Evelyn did love me. She virtually raised me, since our parents managed to conceive me when they were in their mid-forties, exhausted and prematurely aged by the harshness of their blue co
llar, uneducated lives. Earnest and good-hearted, they never knew what to do with either one of their precocious children, especially since we were precocious in nearly opposite ways.
Evelyn was an indulgent semi-parent, though I rarely gave her cause to discipline me. I was a pudgy and dreamy kid, so she frequently had to protect me from nerd-bashers and benighted authority figures, like gym teachers, den mothers and check-out clerks. This was her greatest test.
“What about the investigation?” she asked. “Without your testimony, the cops have nothing.”
“Tell them I’ve just come out of the coma, and I’ll talk to them. But ask if we can keep the coma story going, for safety’s sake. How long before I can move around on my own?” I asked.
“Not less than four weeks.”
“Let’s make it two. And keep the visitors coming. We want lots of traffic in and out of the driveway.”
“You’re scaring me.”
“Sorry. Can I borrow your cell phone?”
She reflexively patted around her jeans pocket, then stopped.
“What for? Who’re you going to call?”
“Gerry Charles. He’s in Amsterdam. I’ll make it quick. I’ve got his number in my wallet. If you could get it for me, that’d be great.”
I told her she could stay while I made the call, but she took the high road and left me alone. Gerry answered, which I was very happy about. I didn’t want to leave a message.
“Hey, Gerry, it’s Arthur Cathcart,” I said when he answered. “I haven’t been by your place in a bit—been laid up—but the last time everything was in order.”
“Thanks for the update,” said Gerry. “But you don’t sound like yourself. You okay?”

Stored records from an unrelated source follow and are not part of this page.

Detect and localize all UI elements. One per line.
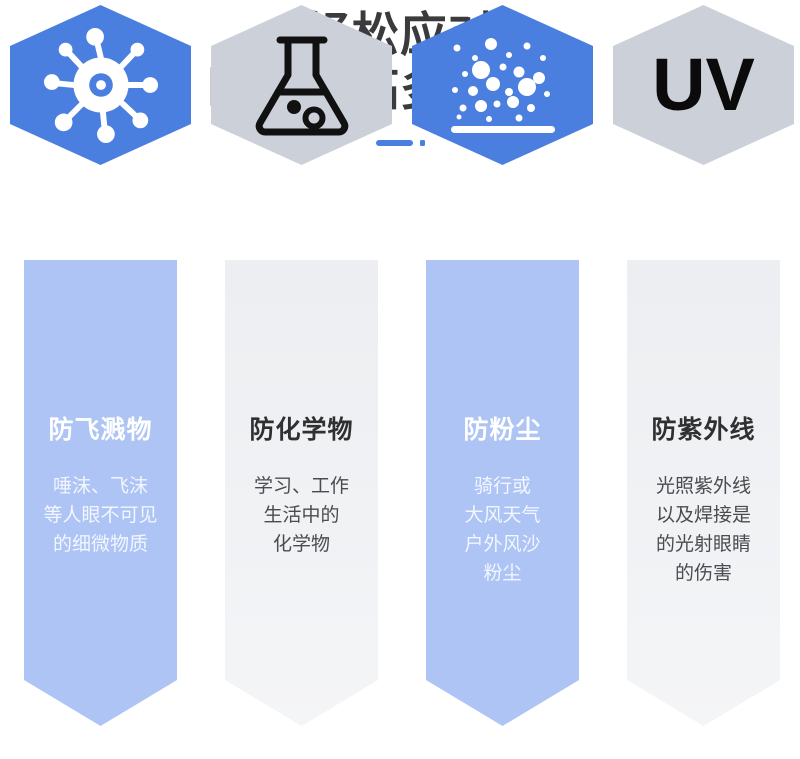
card-title: 防粉尘 [402,410,603,446]
card-title: 防化学物 [201,410,402,446]
promo-banner: 轻松应对 眼睛面临多种威胁 [0,0,800,759]
card-description: 学习、工作 生活中的 化学物 [201,472,402,559]
card-description: 骑行或 大风天气 户外风沙 粉尘 [402,472,603,588]
card-title: 防紫外线 [603,410,800,446]
uv-label-text: UV [652,48,755,122]
germ-icon [10,5,191,165]
flask-icon [211,5,392,165]
card-description: 唾沫、飞沫 等人眼不可见 的细微物质 [0,472,201,559]
feature-card[interactable]: 防粉尘 骑行或 大风天气 户外风沙 粉尘 [402,0,603,759]
feature-card[interactable]: 防化学物 学习、工作 生活中的 化学物 [201,0,402,759]
dust-icon [412,5,593,165]
card-title: 防飞溅物 [0,410,201,446]
feature-card[interactable]: UV 防紫外线 光照紫外线 以及焊接是 的光射眼睛 的伤害 [603,0,800,759]
feature-card-list: 防飞溅物 唾沫、飞沫 等人眼不可见 的细微物质 [0,0,800,759]
card-description: 光照紫外线 以及焊接是 的光射眼睛 的伤害 [603,472,800,588]
uv-label-icon: UV [613,5,794,165]
feature-card[interactable]: 防飞溅物 唾沫、飞沫 等人眼不可见 的细微物质 [0,0,201,759]
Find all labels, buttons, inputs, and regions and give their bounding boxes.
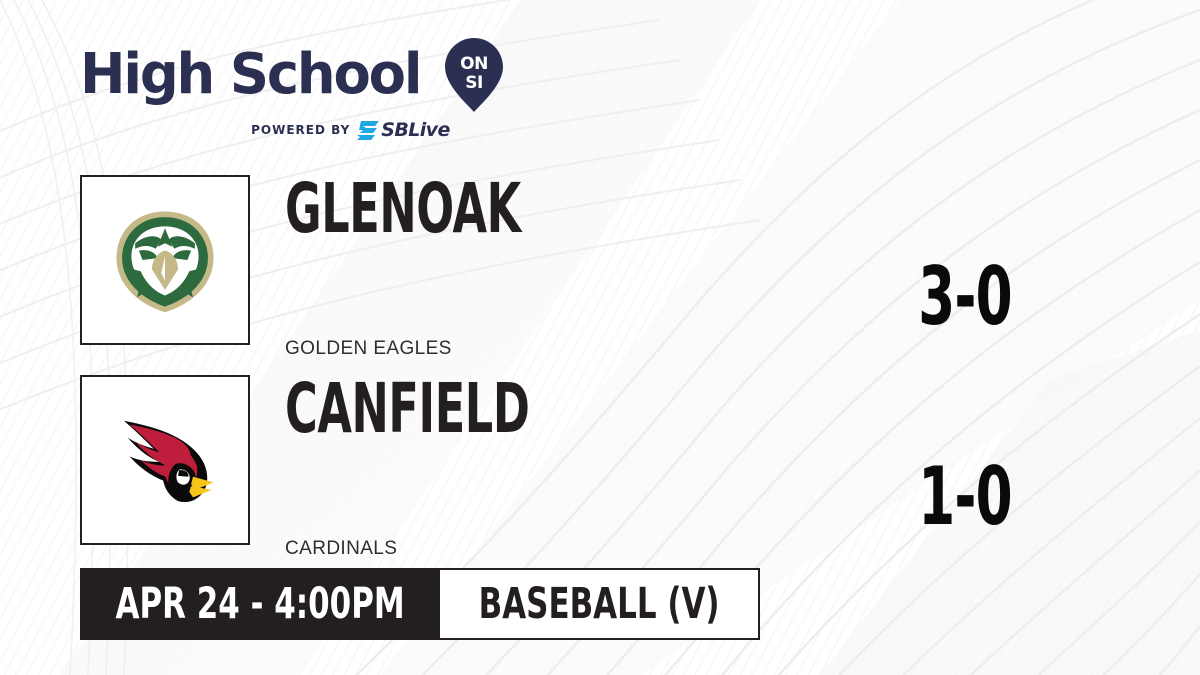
sblive-s-icon: [357, 121, 379, 140]
powered-by-label: POWERED BY: [251, 123, 350, 137]
svg-text:SI: SI: [465, 73, 483, 93]
match-datetime-text: APR 24 - 4:00PM: [115, 580, 404, 629]
match-sport-block: BASEBALL (V): [440, 568, 760, 640]
sblive-wordmark: SBLive: [381, 119, 449, 141]
sblive-logo: SBLive: [357, 119, 449, 141]
match-datetime-block: APR 24 - 4:00PM: [80, 568, 440, 640]
svg-text:ON: ON: [460, 54, 488, 74]
away-team-logo-card: [80, 375, 250, 545]
home-team-logo-card: [80, 175, 250, 345]
home-team-school-name: GLENOAK: [285, 175, 521, 243]
brand-wordmark: High School: [80, 47, 420, 103]
cardinal-head-icon: [109, 404, 221, 516]
match-sport-text: BASEBALL (V): [479, 580, 720, 629]
eagle-head-icon: [109, 204, 221, 316]
map-pin-on-si-icon: ON SI: [445, 38, 503, 112]
away-team-record: 1-0: [879, 456, 1051, 537]
brand-logo-row: High School ON SI: [80, 38, 503, 112]
match-info-bar: APR 24 - 4:00PM BASEBALL (V): [80, 568, 760, 640]
brand-header: High School ON SI POWERED BY SBLive: [80, 38, 503, 141]
away-team-school-name: CANFIELD: [285, 375, 529, 443]
powered-by-row: POWERED BY SBLive: [80, 119, 503, 141]
home-team-record: 3-0: [879, 256, 1051, 337]
away-team-mascot: CARDINALS: [285, 539, 397, 558]
home-team-mascot: GOLDEN EAGLES: [285, 339, 452, 358]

“I’ve been better, but I’ll be okay,” I said. “The other reason I’m calling is your guitar collection. Are you still interested in selling?”
“You bet. Which one do you want?”
Gerry Charles designed and built studio furniture in a shop carved out of an old clock factory. He’d flown to Europe a few weeks before I was shot, leaving me the keys to his shop so I could check up on things while he was away. He’d stopped the mail, but there was always random stuff showing up on the loading dock and in the mailbox hung on the outside wall. The shop also had a small living space—complete with single bed, toilet and kitchenette—which he used when in the throes of creation. And a garage, open to the shop, big enough to fit a Chevy Astro van in which he hauled lumber in and furniture out.